A federal appeals court rejected an emergency bid to delay the removal of Donald Trump’s name from the Kennedy Center, clearing the way for workers to take down the signage after a judge said only Congress can authorize a formal name change.

Donald Trump’s name is poised to be removed from the Kennedy Center after a federal appeals court rejected a last-minute bid to delay the change, turning a long-running naming dispute into an immediate physical alteration at one of Washington’s best-known arts venues.

Associated Press reported that scaffolding went up around the section of the building bearing Trump’s name on June 12, as workers prepared to take down the letters. The scene outside the building made clear that the court fight had moved from legal argument to on-site action.

The Kennedy Center, formally known as the John F. Kennedy Center for the Performing Arts, has been at the center of a broader dispute over who has the authority to change the name of a federally named institution.

How the dispute escalated

The conflict intensified after U.S. District Judge Christopher Cooper ruled on May 29 that only Congress could authorize a formal name change for the Kennedy Center. The underlying lawsuit was filed by Rep.
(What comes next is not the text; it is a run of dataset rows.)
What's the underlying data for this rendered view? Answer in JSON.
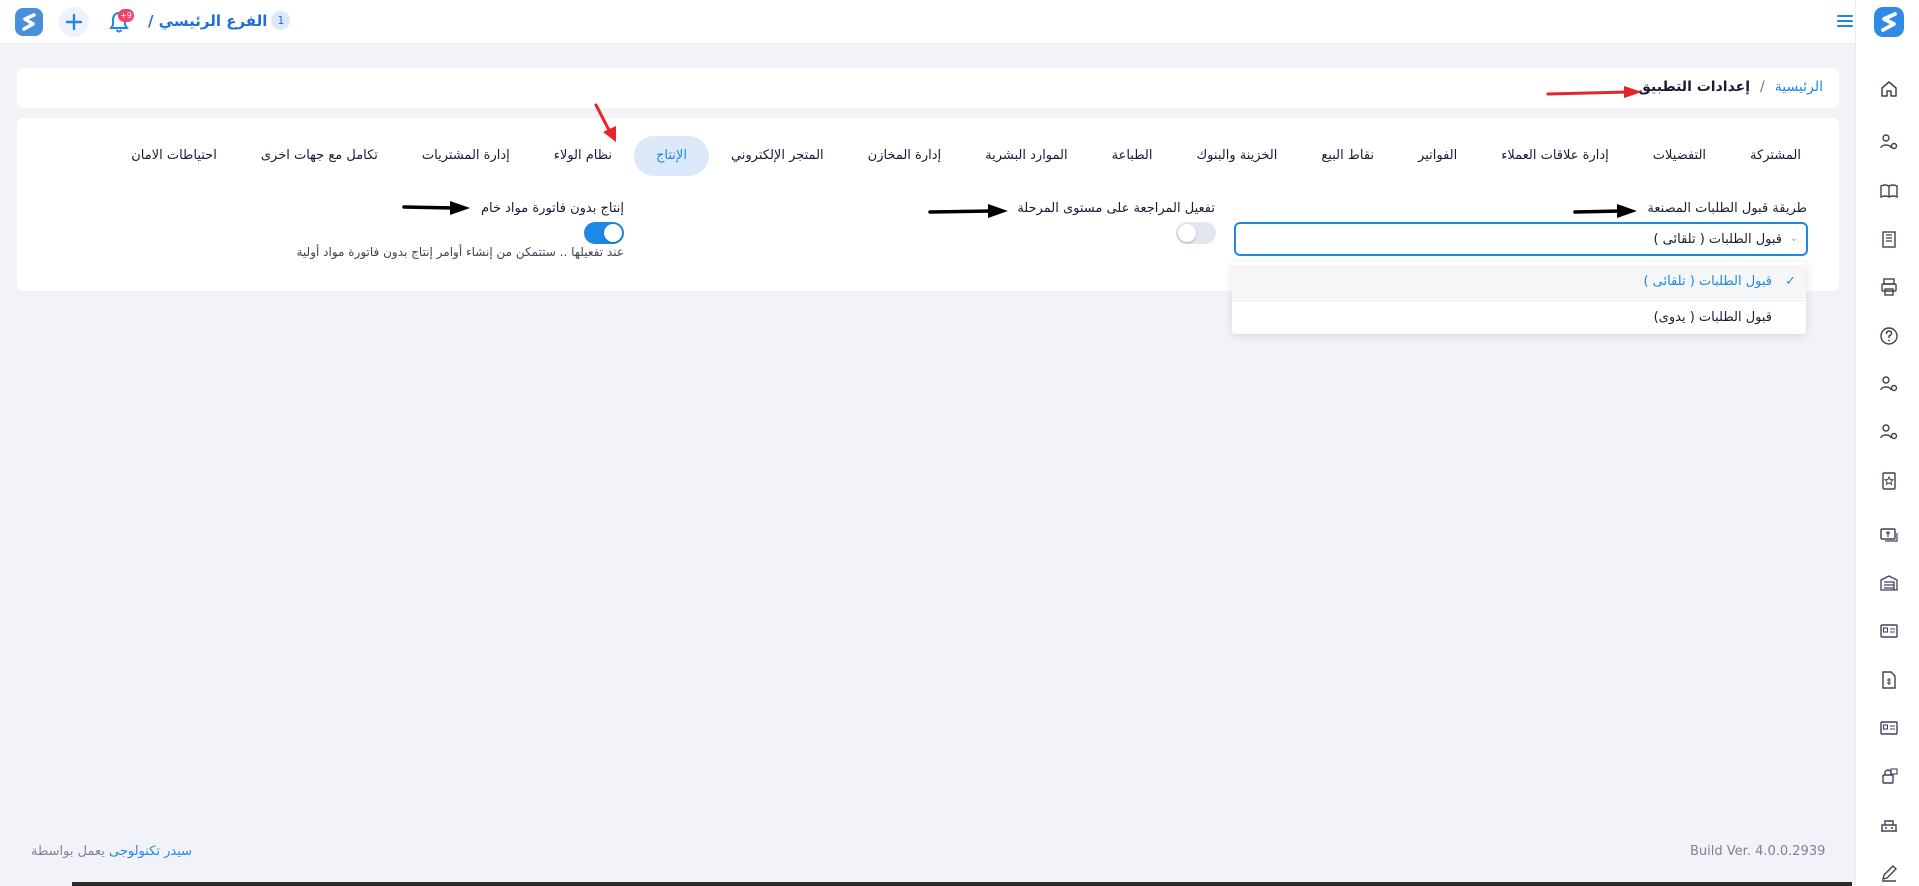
{
  "header": {
    "branch_name": "الفرع الرئيسي /",
    "branch_number": "1",
    "notification_count": "+9"
  },
  "breadcrumb": {
    "home": "الرئيسية",
    "separator": "/",
    "current": "إعدادات التطبيق"
  },
  "tabs": [
    {
      "label": "المشتركة",
      "active": false
    },
    {
      "label": "التفضيلات",
      "active": false
    },
    {
      "label": "إدارة علاقات العملاء",
      "active": false
    },
    {
      "label": "الفواتير",
      "active": false
    },
    {
      "label": "نقاط البيع",
      "active": false
    },
    {
      "label": "الخزينة والبنوك",
      "active": false
    },
    {
      "label": "الطباعة",
      "active": false
    },
    {
      "label": "الموارد البشرية",
      "active": false
    },
    {
      "label": "إدارة المخازن",
      "active": false
    },
    {
      "label": "المتجر الإلكتروني",
      "active": false
    },
    {
      "label": "الإنتاج",
      "active": true
    },
    {
      "label": "نظام الولاء",
      "active": false
    },
    {
      "label": "إدارة المشتريات",
      "active": false
    },
    {
      "label": "تكامل مع جهات اخرى",
      "active": false
    },
    {
      "label": "احتياطات الامان",
      "active": false
    }
  ],
  "settings": {
    "order_acceptance": {
      "label": "طريقة قبول الطلبات المصنعة",
      "selected": "قبول الطلبات ( تلقائى )",
      "options": [
        "قبول الطلبات ( تلقائى )",
        "قبول الطلبات ( يدوى)"
      ]
    },
    "stage_review": {
      "label": "تفعيل المراجعة على مستوى المرحلة",
      "enabled": false
    },
    "production_without_invoice": {
      "label": "إنتاج بدون فاتورة مواد خام",
      "hint": "عند تفعيلها .. ستتمكن من إنشاء أوامر إنتاج بدون فاتورة مواد أولية",
      "enabled": true
    }
  },
  "footer": {
    "powered_by": "يعمل بواسطة",
    "brand": "سيدر تكنولوجى",
    "build": "Build Ver. 4.0.0.2939"
  },
  "colors": {
    "accent": "#1e88e5",
    "annotation_red": "#e8242b",
    "annotation_black": "#000000"
  }
}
Joyce Beatty, who challenged the board’s authority to add Trump’s name.

AP reported that the center began removing Trump references after that ruling and started updating internal materials and communications to restore the institution’s original name. By early June, the naming fight had become visible not only in court filings but in the center’s own branding and paperwork.

On June 12, the Kennedy Center board sought a pause of the order requiring removal by Friday. AP reported that the request was denied, and that the institution’s appeal was also rejected the same day.

What the Kennedy Center said

Kennedy Center vice president of public relations Roma Daravi told AP that the institution was complying with the court’s order while evaluating legal options.

That posture reflects a practical reality: the center has already begun shifting its public and internal materials back toward the Kennedy Center name, even as legal options remain under discussion.

The court’s reasoning, as reported by AP and The Guardian, centers on the idea that a formal name change for the federally established venue cannot be done unilaterally by the board.

Why the case matters

The stakes go beyond one set of letters on a building facade. The case touches on whether a federally named cultural institution can be renamed without Congress, and on who controls the public identity of one of the capital’s most visible arts institutions.

For the Kennedy Center, the outcome affects signage, official materials, and the branding seen by the public. It also leaves unresolved a larger institutional question about governance and naming authority that could shape future disputes.

The dispute has already become part of a wider conversation about the Kennedy Center’s identity and oversight, with the naming issue layered on top of existing controversy around the institution’s direction.

What happens next

The immediate expectation is that Trump’s name will be removed from the building and that the Kennedy Center will continue reverting official materials to its original name.

Open questions remain about whether Trump’s legal team will pursue another emergency appeal or motion, and whether the center will issue a fuller statement about its next steps or legal options.

For now, the court decision has given the naming fight a concrete endpoint on the building itself: the letters are set to come down, and the public face of the Kennedy Center is set to change with them.

Revision note

Initial automated publication with expanded court and chronology coverage.